Search code examples
rpredictioncross-validationxgboosttraining-data

Training and predicting with Xgboost in R


I have one question related to the cross-validation, tuning, training and predicting of a model when using the package and the function xgb.cv in .

In particular, I have re-used and adapted a code from internet in order to search for the best parameter in the parameter space (tuning) using xgb.cv in a classification problem.

Here you can find the code used to perform this task :

# *****************************
# *******  TUNING  ************
# *****************************
start_time <- Sys.time()

best_param <- list()
best_seednumber <- 1234
best_acc <- 0
best_acc_index <- 0

set.seed(1234)
# In reality, might need 100 or 200 iters
for (iter in 1:200) {
  param <- list(objective = "binary:logistic",
                eval_metric = c("error"),      # rmse is used for regression
                max_depth = sample(6:10, 1),
                eta = runif(1, .01, .1),   # Learning rate, default: 0.3
                subsample = runif(1, .6, .9),
                colsample_bytree = runif(1, .5, .8), 
                min_child_weight = sample(5:10, 1), # These two are important
                max_delta_step = sample(5:10, 1) # Can help to focus error
                # into a small range.
  )
  cv.nround <-  1000
  cv.nfold <-  10 # 10-fold cross-validation
  seed.number  <-  sample.int(10000, 1) # set seed for the cv
  set.seed(seed.number)
  mdcv <- xgb.cv(data = dtrain, params = param,  
                 nfold = cv.nfold, nrounds = cv.nround,
                 verbose = F, early_stopping_rounds = 20, maximize = FALSE,
                 stratified = T)

  max_acc_index  <-  mdcv$best_iteration
  max_acc <- 1 - mdcv$evaluation_log[mdcv$best_iteration]$test_error_mean
  print(i)
  print(max_acc)
  print(mdcv$evaluation_log[mdcv$best_iteration])

  if (max_acc > best_acc) {
    best_acc <- max_acc
    best_acc_index <- max_acc_index
    best_seednumber <- seed.number
    best_param <- param
  }
}

end_time <- Sys.time()

print(end_time - start_time)    # Duration -> 1.54796 hours

After about 1.5 hours this code gives me back the best performing parameters in the cross-validation setting. I am also able to reproduce the accuracy obtained in the loop and the best parameters.

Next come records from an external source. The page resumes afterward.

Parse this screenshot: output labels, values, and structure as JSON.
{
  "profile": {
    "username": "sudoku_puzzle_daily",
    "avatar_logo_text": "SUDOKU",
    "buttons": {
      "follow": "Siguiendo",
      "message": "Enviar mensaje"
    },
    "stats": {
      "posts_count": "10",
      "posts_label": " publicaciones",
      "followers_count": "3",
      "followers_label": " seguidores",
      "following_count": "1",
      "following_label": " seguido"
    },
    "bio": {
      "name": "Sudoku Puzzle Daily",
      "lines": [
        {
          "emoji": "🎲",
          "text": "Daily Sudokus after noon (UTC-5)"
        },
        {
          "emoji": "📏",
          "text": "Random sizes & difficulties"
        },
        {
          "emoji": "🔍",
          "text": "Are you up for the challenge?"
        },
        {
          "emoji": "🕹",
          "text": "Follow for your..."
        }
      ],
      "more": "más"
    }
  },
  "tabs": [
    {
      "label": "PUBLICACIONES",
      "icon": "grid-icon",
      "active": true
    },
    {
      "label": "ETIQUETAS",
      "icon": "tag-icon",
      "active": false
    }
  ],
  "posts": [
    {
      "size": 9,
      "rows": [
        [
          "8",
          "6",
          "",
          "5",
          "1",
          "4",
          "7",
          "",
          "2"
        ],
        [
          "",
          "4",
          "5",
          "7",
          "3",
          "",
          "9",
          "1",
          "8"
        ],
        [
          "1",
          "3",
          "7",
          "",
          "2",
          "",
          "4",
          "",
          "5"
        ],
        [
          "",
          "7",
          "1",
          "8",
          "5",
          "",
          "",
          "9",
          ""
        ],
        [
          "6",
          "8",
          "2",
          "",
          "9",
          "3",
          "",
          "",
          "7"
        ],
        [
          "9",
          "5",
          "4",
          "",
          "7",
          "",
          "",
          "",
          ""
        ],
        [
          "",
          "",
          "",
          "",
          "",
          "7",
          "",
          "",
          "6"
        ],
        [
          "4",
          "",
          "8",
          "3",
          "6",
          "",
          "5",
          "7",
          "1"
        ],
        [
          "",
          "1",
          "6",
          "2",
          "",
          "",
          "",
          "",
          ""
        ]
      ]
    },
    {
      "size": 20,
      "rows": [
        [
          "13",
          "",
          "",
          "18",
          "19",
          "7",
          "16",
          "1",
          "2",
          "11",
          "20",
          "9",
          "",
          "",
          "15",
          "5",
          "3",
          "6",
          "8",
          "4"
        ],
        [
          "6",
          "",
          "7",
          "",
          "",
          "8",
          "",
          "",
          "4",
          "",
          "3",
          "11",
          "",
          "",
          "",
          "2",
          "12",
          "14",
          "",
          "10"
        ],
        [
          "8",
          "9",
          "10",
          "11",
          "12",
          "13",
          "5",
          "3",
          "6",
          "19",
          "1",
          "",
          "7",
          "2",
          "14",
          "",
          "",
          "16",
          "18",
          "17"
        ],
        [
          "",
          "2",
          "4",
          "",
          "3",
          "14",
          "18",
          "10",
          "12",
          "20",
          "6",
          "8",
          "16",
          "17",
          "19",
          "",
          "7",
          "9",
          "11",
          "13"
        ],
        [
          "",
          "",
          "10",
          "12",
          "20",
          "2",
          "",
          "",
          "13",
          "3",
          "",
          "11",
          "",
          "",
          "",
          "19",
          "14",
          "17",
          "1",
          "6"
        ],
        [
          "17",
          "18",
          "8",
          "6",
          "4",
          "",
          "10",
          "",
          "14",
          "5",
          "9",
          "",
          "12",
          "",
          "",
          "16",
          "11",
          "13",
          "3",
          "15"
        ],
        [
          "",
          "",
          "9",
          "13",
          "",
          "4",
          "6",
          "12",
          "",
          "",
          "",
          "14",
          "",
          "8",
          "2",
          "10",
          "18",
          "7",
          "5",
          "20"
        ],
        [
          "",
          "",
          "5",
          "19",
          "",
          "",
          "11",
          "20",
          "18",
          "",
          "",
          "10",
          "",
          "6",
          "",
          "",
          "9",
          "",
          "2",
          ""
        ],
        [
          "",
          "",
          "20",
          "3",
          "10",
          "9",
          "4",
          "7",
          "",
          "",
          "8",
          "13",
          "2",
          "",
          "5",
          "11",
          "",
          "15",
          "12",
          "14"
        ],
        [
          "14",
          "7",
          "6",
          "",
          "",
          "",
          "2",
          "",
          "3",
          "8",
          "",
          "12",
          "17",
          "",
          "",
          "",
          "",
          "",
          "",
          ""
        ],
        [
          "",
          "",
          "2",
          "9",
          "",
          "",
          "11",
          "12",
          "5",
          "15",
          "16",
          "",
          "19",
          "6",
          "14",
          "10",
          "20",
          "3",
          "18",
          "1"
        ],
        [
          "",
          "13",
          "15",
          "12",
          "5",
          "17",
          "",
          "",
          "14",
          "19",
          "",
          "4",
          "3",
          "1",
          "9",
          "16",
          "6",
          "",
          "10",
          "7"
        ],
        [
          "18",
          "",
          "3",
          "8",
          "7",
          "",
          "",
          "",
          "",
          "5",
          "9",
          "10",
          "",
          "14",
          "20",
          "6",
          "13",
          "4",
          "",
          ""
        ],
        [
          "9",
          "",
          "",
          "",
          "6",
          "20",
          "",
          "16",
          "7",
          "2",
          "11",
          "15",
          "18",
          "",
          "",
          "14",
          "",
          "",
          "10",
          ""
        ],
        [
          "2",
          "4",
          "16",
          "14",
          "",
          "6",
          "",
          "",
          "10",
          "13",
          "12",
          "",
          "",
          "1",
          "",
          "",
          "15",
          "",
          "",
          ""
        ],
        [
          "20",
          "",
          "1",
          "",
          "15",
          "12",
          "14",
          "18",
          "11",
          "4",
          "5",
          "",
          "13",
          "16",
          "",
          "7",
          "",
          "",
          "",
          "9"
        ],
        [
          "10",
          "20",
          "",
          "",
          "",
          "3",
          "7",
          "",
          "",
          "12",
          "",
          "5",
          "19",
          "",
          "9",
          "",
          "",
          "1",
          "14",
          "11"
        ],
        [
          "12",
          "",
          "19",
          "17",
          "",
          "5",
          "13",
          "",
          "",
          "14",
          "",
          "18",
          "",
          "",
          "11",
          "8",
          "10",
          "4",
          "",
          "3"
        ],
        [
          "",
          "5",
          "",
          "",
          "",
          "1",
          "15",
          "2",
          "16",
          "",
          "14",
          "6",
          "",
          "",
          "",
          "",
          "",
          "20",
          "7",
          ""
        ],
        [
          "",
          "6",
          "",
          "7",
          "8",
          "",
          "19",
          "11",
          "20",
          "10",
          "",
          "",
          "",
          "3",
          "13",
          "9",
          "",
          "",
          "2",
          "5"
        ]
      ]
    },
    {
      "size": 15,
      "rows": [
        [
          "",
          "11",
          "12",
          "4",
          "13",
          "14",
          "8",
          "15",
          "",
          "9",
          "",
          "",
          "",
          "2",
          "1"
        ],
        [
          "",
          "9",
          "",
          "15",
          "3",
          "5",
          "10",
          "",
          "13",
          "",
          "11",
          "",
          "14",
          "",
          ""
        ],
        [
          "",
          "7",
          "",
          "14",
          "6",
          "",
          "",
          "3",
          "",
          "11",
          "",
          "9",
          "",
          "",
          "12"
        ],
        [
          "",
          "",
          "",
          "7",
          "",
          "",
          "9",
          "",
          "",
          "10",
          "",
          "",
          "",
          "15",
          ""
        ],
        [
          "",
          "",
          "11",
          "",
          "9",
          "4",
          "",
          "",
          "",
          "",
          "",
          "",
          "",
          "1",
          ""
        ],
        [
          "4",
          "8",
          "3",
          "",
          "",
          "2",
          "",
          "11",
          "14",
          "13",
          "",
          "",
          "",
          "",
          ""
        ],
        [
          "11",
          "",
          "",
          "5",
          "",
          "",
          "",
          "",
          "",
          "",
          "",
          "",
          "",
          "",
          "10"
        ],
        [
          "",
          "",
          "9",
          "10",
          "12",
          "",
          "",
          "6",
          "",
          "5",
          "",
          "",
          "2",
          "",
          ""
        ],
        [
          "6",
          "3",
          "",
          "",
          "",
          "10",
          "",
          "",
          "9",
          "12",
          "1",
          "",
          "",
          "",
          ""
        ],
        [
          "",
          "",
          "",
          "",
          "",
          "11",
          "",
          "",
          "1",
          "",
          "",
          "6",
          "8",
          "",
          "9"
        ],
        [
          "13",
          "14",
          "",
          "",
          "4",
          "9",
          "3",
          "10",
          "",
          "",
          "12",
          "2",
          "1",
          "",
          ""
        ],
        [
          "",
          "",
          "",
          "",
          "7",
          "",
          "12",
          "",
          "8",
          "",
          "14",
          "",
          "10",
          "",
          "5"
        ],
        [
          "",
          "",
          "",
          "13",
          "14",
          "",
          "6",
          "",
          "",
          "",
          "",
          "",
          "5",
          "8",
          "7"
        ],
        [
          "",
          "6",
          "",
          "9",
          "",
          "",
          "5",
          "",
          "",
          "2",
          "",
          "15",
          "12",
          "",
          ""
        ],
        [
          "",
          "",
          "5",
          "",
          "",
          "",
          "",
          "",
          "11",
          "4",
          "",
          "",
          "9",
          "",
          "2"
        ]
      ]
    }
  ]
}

# Reproduce what found in loop
set.seed(best_seednumber)
best_model_cv <- xgb.cv(data=dtrain, params=best_param, nfold=cv.nfold, nrounds=cv.nround,
                     verbose = T, early_stopping_rounds = 20, maximize = F, stratified = T,
                     prediction=TRUE)
print(best_model_cv)
best_model_cv$params

Now I want to use this "best parameters" in order to train my full training set using either xgboost or xgb.train and make on a test data set.

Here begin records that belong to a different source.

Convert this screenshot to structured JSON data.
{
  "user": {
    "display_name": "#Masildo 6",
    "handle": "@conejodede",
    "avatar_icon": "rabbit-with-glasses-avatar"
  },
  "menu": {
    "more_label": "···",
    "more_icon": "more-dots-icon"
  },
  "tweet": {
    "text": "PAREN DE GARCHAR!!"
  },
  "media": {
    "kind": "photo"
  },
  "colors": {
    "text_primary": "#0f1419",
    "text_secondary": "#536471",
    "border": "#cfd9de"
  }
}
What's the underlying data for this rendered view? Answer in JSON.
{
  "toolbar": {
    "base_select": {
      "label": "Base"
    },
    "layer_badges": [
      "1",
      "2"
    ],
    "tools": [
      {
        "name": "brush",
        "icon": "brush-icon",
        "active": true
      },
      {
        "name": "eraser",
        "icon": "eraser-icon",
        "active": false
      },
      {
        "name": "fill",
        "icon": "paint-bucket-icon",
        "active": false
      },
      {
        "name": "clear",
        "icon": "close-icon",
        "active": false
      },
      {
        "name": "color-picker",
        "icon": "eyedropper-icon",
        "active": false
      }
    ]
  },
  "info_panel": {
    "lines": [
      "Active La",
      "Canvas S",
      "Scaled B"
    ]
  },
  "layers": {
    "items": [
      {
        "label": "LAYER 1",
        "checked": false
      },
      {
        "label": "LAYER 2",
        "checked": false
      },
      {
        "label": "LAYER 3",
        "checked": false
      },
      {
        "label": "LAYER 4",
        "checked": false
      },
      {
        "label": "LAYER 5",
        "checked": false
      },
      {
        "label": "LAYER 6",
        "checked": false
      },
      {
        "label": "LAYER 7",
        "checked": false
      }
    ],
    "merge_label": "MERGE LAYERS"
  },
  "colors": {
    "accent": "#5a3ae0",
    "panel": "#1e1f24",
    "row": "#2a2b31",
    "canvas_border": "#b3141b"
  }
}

best_model <- xgboost(params = best_param, data=dtrain,
                      seed=best_seednumber, nrounds=10)

At this point, I am not sure if this code for training is correct and what are the parameters that I should use within xgboost. The problem is that when I run this training and than I make my predictions in the test data set, my classifier basically classifies almost all new instances in a single class (which is not possible because I have also used other models which in principle gives accurate classification rates).

So, to sum up, my questions are:

  1. How can I use the training parameters obtained from the cross-validation phase in the training function of the package ?

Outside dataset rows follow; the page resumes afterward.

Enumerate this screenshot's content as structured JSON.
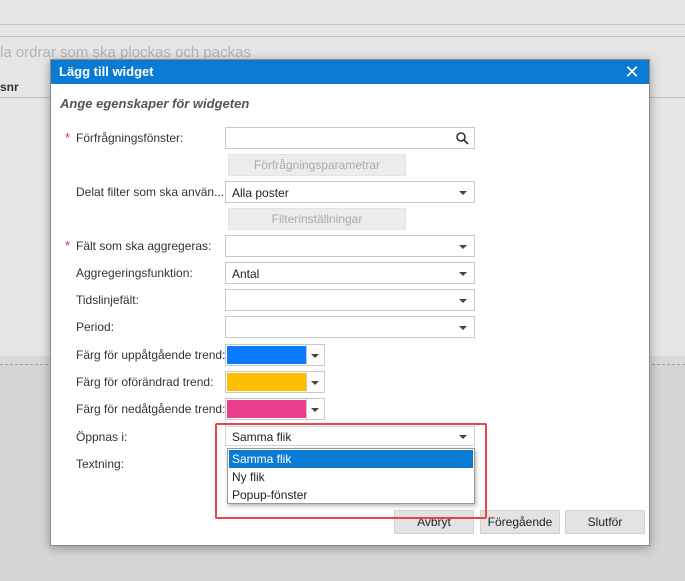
{
  "background": {
    "subtitle": "la ordrar som ska plockas och packas",
    "column_header": "snr"
  },
  "dialog": {
    "title": "Lägg till widget",
    "subtitle": "Ange egenskaper för widgeten",
    "fields": {
      "inquiry_window": {
        "label": "Förfrågningsfönster:",
        "value": ""
      },
      "inquiry_params_button": "Förfrågningsparametrar",
      "shared_filter": {
        "label": "Delat filter som ska använ...",
        "value": "Alla poster"
      },
      "filter_settings_button": "Filterinställningar",
      "aggregate_field": {
        "label": "Fält som ska aggregeras:",
        "value": ""
      },
      "aggregation_function": {
        "label": "Aggregeringsfunktion:",
        "value": "Antal"
      },
      "timeline_field": {
        "label": "Tidslinjefält:",
        "value": ""
      },
      "period": {
        "label": "Period:",
        "value": ""
      },
      "trend_up_color": {
        "label": "Färg för uppåtgående trend:",
        "color": "#0a7bff"
      },
      "trend_flat_color": {
        "label": "Färg för oförändrad trend:",
        "color": "#ffbf00"
      },
      "trend_down_color": {
        "label": "Färg för nedåtgående trend:",
        "color": "#eb3f8e"
      },
      "open_in": {
        "label": "Öppnas i:",
        "value": "Samma flik",
        "options": [
          "Samma flik",
          "Ny flik",
          "Popup-fönster"
        ],
        "selected_index": 0
      },
      "caption": {
        "label": "Textning:"
      }
    },
    "buttons": {
      "cancel": "Avbryt",
      "previous": "Föregående",
      "finish": "Slutför"
    },
    "accent_color": "#0a7bd4",
    "highlight_color": "#e6454a"
  }
}
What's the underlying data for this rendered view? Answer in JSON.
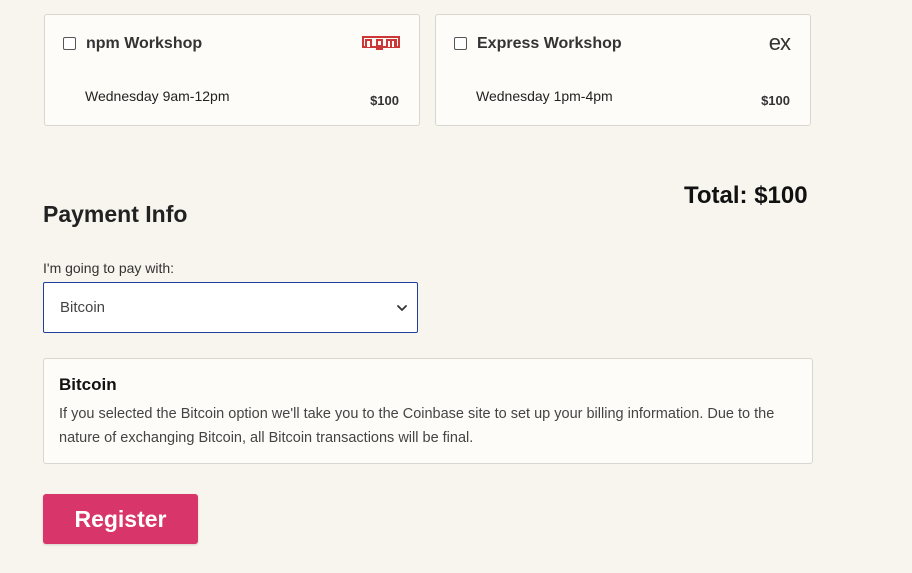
{
  "workshops": [
    {
      "title": "npm Workshop",
      "time": "Wednesday 9am-12pm",
      "price": "$100",
      "checked": false,
      "logo": "npm",
      "logo_icon": "npm-logo-icon",
      "logo_color": "#cb3837"
    },
    {
      "title": "Express Workshop",
      "time": "Wednesday 1pm-4pm",
      "price": "$100",
      "checked": false,
      "logo": "ex",
      "logo_icon": "express-logo-icon"
    }
  ],
  "total": "Total: $100",
  "payment": {
    "heading": "Payment Info",
    "label": "I'm going to pay with:",
    "selected": "Bitcoin",
    "chevron_icon": "chevron-down-icon"
  },
  "info_box": {
    "title": "Bitcoin",
    "text": "If you selected the Bitcoin option we'll take you to the Coinbase site to set up your billing information. Due to the nature of exchanging Bitcoin, all Bitcoin transactions will be final."
  },
  "register": {
    "label": "Register",
    "color": "#d8356a"
  },
  "colors": {
    "background": "#f8f4ee",
    "select_border": "#1f3f9c"
  }
}
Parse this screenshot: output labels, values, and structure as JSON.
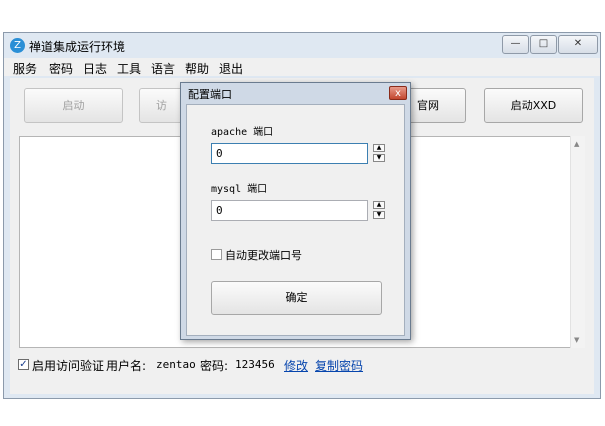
{
  "window": {
    "title": "禅道集成运行环境",
    "app_icon_glyph": "Z",
    "minimize_glyph": "—",
    "maximize_glyph": "□",
    "close_glyph": "✕"
  },
  "menu": {
    "items": [
      "服务",
      "密码",
      "日志",
      "工具",
      "语言",
      "帮助",
      "退出"
    ]
  },
  "toolbar": {
    "start_label": "启动",
    "partial_label": "访",
    "web_label": "官网",
    "start_xxd_label": "启动XXD"
  },
  "status": {
    "enable_auth_label": "启用访问验证",
    "enable_auth_checked": true,
    "check_glyph": "✓",
    "username_label": "用户名:",
    "username_value": "zentao",
    "password_label": "密码:",
    "password_value": "123456",
    "modify_link": "修改",
    "copy_password_link": "复制密码"
  },
  "dialog": {
    "title": "配置端口",
    "close_glyph": "x",
    "apache_label": "apache 端口",
    "apache_value": "0",
    "mysql_label": "mysql 端口",
    "mysql_value": "0",
    "spin_up_glyph": "▲",
    "spin_down_glyph": "▼",
    "auto_change_label": "自动更改端口号",
    "auto_change_checked": false,
    "confirm_label": "确定"
  },
  "scrollbar": {
    "up_glyph": "▲",
    "down_glyph": "▼"
  }
}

  2. Since I am fairly new in this field, can you confirm that I should pre-process my test data set as I have pre-processed my training data set (transformations, feature engineering and so on)?

I know that my code is not reproducible but I am more interested into the use of the function so I guess at this stage this is not crucial.

Thank you.


Solution

  • At the end it was an error in the definition of my test data set that generated the problem. There is nothing wrong with the way I defined the parameters of the training model.